Daily Update

This is the daily update for today, November 13, 2024.

One word that discribes the US economy: Weak

Based on the provided economic indicators, there are several warning signs that might indicate an increased probability of an upcoming recession in the US. Multiple key measures such as the Leading Index, Real Retail and Food Services Sales, Real Person Consumption Expenditures, and Industrial Production Index have all demonstrated less than optimal results. The data indicates lower than expected values, with a few indicators even having negative changes year over year. For instance, the Leading Index, an important predictor of economic activity, has been hovering at just around the 99.0 mark for several months, which is concerning as this is close to the level that is considered a warning sign for a recession. Similarly, the Total Vehicle Sales has also been fluctuating with several months of negative percentage change year over year, indicating a decline in sales.

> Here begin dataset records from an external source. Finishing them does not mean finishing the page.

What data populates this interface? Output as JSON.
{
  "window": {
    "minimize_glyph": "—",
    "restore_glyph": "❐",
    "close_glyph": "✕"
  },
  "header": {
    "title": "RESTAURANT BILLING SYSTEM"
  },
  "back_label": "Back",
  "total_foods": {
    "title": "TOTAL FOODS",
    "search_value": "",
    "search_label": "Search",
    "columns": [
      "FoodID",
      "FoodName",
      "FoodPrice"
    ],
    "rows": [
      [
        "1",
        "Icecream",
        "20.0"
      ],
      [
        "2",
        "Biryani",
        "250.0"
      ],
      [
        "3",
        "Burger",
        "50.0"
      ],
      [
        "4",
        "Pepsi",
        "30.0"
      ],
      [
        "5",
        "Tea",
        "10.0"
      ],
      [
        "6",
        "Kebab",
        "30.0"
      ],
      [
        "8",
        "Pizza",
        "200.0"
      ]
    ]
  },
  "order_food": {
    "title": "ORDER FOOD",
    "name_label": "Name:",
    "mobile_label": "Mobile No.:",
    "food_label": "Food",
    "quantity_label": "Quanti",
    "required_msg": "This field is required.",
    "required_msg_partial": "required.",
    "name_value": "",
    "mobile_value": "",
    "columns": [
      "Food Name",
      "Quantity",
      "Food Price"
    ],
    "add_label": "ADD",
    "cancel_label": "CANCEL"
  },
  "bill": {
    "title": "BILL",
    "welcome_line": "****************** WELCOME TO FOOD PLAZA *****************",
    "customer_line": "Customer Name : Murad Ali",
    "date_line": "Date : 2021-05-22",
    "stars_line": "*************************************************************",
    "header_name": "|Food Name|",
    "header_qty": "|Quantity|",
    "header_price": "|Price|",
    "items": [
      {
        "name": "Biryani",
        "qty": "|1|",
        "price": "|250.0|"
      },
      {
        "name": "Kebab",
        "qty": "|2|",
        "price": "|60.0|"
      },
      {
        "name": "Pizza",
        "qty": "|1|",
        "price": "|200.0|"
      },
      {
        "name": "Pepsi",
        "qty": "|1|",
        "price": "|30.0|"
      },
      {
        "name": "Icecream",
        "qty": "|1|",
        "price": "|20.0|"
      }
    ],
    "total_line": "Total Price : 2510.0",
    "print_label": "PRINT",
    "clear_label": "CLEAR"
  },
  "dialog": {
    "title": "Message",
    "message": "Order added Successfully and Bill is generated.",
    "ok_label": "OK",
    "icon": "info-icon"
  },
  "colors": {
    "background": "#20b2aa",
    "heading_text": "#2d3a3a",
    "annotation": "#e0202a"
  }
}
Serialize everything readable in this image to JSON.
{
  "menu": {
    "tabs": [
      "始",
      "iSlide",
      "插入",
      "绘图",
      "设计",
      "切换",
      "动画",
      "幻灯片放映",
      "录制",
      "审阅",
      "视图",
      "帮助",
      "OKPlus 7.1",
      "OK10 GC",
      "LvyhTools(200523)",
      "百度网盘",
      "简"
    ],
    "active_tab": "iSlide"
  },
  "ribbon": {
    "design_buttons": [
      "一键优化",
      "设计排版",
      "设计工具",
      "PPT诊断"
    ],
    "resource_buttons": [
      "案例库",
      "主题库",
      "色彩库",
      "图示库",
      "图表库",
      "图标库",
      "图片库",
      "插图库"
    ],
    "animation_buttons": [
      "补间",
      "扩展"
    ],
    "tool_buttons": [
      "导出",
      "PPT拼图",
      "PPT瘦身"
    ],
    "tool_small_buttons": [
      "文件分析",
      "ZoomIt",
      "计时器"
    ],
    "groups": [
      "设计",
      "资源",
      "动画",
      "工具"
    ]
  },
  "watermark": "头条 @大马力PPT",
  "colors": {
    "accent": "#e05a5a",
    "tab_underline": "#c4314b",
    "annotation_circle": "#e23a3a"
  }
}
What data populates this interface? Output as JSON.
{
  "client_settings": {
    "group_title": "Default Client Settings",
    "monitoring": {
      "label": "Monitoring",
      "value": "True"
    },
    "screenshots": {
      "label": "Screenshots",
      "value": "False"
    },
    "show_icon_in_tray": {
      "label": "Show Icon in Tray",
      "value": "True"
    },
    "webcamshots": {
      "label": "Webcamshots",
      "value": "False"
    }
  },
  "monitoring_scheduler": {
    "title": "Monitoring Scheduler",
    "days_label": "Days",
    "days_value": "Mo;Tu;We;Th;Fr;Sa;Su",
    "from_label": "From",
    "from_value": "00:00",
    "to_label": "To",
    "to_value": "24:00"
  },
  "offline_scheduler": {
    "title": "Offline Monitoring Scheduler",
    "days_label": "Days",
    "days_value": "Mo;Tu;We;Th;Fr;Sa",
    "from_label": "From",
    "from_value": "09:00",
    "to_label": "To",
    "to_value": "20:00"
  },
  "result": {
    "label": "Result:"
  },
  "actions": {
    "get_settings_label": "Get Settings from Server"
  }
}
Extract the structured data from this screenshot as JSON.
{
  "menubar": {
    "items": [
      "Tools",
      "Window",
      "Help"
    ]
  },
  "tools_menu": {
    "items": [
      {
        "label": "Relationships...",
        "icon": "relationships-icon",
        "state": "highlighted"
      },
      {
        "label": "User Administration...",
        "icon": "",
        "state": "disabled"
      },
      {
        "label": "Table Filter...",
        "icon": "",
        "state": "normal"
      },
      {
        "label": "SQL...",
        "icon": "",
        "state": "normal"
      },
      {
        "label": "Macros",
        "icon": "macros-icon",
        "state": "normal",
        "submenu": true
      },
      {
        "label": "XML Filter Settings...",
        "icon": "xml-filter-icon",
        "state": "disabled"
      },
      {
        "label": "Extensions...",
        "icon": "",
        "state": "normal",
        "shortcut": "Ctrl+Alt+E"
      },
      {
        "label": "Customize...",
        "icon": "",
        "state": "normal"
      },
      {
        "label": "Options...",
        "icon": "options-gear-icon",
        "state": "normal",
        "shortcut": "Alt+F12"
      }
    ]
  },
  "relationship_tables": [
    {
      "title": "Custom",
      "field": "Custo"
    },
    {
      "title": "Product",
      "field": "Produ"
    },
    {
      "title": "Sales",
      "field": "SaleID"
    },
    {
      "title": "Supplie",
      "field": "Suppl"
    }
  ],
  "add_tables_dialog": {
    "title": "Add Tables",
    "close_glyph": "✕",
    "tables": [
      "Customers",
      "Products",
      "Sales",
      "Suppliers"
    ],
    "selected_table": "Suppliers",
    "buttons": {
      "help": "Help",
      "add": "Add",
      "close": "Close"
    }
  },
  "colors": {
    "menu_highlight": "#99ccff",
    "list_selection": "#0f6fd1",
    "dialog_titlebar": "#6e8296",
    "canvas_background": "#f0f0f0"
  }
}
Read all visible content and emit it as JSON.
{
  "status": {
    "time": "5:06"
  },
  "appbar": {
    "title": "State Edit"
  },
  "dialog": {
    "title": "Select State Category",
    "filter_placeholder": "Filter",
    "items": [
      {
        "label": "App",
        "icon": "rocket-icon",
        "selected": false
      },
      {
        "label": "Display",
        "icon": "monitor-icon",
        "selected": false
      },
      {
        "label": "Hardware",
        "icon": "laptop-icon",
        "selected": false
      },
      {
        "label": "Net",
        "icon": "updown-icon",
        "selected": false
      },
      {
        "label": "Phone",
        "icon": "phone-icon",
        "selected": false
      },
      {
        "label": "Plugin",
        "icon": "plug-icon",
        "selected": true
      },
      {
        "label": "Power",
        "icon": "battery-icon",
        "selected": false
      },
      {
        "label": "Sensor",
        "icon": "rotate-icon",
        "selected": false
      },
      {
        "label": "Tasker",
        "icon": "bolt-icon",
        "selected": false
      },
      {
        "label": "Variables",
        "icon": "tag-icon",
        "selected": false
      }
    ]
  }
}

Additionally, some economic indicators such as the M2 Money Stock and the All Federal Reserve Banks: Total Assets have also not lived up to expectations, with negative year-over-year percentage changes that could signal a potential economic downturn. The consumer price index, while not indicating a recession on its own, does show a consistent decrease in year-over-year percentage change, which could reflect a slowing economy. When taken as a whole, these economic indicators paint a worrisome picture, suggesting that there is a heightened vulnerability to an oncoming recession over the upcoming months.

Text written with ChatGPT from OpenAI.



One Word Trends

Every day we ask ChatGPT one word that describes the U.S. economy. This chart shows the trend of that one word.